Similarly MPI_Gather takes element from each process and gathers to the root process. 

![image.png](attachment:image-2.png)

```c
MPI_Gather(
    void* send_data,
    int send_count,
    MPI_Datatype send_datatype,
    void* recv_data,
    int recv_count,
    MPI_Datatype recv_datatype,
    int root,
    MPI_Comm communicator)
```

Pros and Cons of Gather and Scatter
* They can simplify the data exchange but they take the whole memory in the root process, which can be memory expensive.

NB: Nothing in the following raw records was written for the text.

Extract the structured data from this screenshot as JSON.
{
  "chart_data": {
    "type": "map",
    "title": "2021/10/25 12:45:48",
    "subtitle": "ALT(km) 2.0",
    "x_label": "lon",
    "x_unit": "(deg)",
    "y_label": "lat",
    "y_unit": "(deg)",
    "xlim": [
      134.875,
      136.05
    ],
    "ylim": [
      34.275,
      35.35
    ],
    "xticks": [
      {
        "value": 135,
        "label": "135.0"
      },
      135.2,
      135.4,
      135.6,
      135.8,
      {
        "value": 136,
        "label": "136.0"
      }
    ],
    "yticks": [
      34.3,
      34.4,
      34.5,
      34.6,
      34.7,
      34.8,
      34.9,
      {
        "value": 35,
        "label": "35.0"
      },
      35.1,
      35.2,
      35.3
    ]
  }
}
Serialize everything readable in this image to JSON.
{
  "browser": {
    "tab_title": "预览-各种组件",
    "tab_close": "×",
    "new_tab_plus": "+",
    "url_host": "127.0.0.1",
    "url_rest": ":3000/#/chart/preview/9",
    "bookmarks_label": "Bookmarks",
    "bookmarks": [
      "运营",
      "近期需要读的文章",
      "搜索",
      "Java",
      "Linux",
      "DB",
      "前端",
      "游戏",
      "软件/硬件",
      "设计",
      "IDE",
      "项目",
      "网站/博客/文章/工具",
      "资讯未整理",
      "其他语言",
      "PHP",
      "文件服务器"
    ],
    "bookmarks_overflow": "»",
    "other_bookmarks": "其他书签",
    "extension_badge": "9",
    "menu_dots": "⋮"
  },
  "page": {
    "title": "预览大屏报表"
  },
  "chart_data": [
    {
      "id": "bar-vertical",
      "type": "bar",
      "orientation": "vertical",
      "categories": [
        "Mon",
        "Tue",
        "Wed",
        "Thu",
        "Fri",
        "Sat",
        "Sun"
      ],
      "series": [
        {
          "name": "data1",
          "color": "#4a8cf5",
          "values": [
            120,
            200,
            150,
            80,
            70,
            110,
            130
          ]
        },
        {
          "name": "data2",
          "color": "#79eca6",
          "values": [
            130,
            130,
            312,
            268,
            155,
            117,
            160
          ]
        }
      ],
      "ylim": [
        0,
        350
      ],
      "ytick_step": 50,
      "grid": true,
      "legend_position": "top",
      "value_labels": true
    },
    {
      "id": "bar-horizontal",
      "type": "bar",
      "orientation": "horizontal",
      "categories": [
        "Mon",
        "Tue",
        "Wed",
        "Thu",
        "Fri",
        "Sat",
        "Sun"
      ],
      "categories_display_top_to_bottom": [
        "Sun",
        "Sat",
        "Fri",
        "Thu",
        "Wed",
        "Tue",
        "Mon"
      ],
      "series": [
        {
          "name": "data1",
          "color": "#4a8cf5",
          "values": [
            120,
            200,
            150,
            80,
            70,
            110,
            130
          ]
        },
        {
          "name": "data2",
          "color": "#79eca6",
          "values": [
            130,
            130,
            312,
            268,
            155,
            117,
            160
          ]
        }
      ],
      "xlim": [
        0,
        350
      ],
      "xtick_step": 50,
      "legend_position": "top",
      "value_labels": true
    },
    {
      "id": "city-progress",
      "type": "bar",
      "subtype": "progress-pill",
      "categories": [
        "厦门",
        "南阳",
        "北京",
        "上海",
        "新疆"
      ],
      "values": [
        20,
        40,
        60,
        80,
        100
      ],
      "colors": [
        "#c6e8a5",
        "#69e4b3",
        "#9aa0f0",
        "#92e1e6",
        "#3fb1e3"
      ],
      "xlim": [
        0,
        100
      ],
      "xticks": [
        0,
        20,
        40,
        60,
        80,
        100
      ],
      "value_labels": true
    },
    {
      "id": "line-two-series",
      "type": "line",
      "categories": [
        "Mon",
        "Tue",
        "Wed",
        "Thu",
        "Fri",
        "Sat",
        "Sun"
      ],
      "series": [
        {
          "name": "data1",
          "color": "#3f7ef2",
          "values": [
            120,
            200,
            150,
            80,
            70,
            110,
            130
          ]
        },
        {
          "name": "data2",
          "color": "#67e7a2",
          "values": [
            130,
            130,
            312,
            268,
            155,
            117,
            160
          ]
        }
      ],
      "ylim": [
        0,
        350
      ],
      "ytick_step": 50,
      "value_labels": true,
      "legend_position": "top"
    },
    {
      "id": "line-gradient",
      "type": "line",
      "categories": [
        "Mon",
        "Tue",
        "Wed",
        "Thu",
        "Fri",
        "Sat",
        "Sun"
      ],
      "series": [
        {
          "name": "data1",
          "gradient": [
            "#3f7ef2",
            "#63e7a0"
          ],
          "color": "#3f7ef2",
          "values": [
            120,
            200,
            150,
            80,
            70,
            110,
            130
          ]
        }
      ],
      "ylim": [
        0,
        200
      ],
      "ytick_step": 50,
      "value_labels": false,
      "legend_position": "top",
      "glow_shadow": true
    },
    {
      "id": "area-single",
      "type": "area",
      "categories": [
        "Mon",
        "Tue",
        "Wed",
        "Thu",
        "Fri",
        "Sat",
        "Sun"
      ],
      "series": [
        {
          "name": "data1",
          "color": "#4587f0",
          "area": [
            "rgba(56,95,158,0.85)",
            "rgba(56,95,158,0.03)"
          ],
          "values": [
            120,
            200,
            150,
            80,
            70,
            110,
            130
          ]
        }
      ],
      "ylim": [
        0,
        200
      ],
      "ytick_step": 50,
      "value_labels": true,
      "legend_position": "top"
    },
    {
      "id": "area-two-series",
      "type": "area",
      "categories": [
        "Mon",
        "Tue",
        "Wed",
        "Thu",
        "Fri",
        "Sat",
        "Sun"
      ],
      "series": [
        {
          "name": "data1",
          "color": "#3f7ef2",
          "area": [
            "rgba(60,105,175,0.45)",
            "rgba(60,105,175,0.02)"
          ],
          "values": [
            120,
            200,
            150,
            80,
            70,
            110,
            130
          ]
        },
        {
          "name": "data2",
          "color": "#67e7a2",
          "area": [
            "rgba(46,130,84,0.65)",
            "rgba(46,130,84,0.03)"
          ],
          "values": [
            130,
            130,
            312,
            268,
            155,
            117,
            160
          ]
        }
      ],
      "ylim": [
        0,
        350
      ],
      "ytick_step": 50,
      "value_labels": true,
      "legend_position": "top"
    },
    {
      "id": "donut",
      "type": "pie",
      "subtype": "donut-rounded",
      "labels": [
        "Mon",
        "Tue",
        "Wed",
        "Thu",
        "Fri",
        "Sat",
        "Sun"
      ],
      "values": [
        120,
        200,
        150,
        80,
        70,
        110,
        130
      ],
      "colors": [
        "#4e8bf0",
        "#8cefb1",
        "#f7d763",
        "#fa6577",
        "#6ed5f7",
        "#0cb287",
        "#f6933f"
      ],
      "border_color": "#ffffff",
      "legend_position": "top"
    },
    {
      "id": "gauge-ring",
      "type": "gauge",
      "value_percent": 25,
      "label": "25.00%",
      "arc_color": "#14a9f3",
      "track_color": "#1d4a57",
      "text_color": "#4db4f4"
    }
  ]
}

Allreduce, Allgather are similar, the only difference is that in these cases, all the processors
know the final result, where only root processor will know in case of Reduce or Gather. 

```c
// result has meaning to all processor
// 3.8
int MPI_Allreduce(
    void* operand, 
    void* result,
    int count,
    MPI_Datatype datatype,
    MPI_op operator,
    MPI_Comm comm
);

// 3.9
int MPI_Allgather(
    void* send_data,
    int send_count, 
    MPI_Datatype send_type,
    void* recv_data,
    int recv_count, 
    MPI_Datatype recv_type,
    MPI_Comm comm
)
```

##### 3.10 Matrix X Vector & Matrix X Matrix
There are multiple ways to implement. 
* Block row distribution
* Circular shift 

```c
// 3.9
int MPI_Sendrecv_replace(
    void* buffer, // input/ output
    int count,  //input
    MPI_Datatype datatype, //input
    int dest, //input
    int send_tag, //input
    int source, //input
    int recv_tag, //input
    MPI_Comm comm, //input
    MPI_Status* status //output
)
```

The difference with MPI_Sendrecv is that MPI_Sendrecv_replace uses the same buffer for sending and receiving. This is immportant because MPI does not allow aliasing of output variables, so we need this special function MPI_Sendrecv_replace which allows to use the same buffer. 

##### Ex 4.2

<u> Pointer to function </u>
```c
// declare a pointer variable for a function
// <return-type> (*pointer-var-name)(list of input arg type) = &<function-name>
double (*f_ptr)(double) = &func;
// before
func(...):
//now
(*f_ptr)(...);

// pass as input arg in another func
local_T2N_calc(local_a, local_n, h, &local_T2N, (*f_ptr));
//inside local_T2N_calc, we can use as previous
res = (*f_ptr)(step);
```

4.3 Parallel Fox's algorithm

* Need to boradcast A <sub>i, <b>k</b></sub> across the ith row before multiplication
* and shift the elements of B <sub><b>k</b>, j</sub> up one row after multiplication

Need multiple communicators 

<pre>
MPI_Comm_group : returns the group underlying a commuünicator
MPI_Group_incl : creats a new group ffrom a list of processes in an existing group
MPI_Comm_create : creates a new communicator associates a context to a new group
</pre>

4.5 MPI_Cart_sub

We can partition a grid into grids of lower dimension. 

```c
free_coords[0] = 0; //  row coordinate is fixed
free_coords[1] = 1; // column coordinate is free
// free_coords is an array of booleans
MPI_Cart_sub(grid_comm, free_coords, &col_comm);
```

MPI_Cart_sub is a collective communication and has to be called by all processes in grid comm.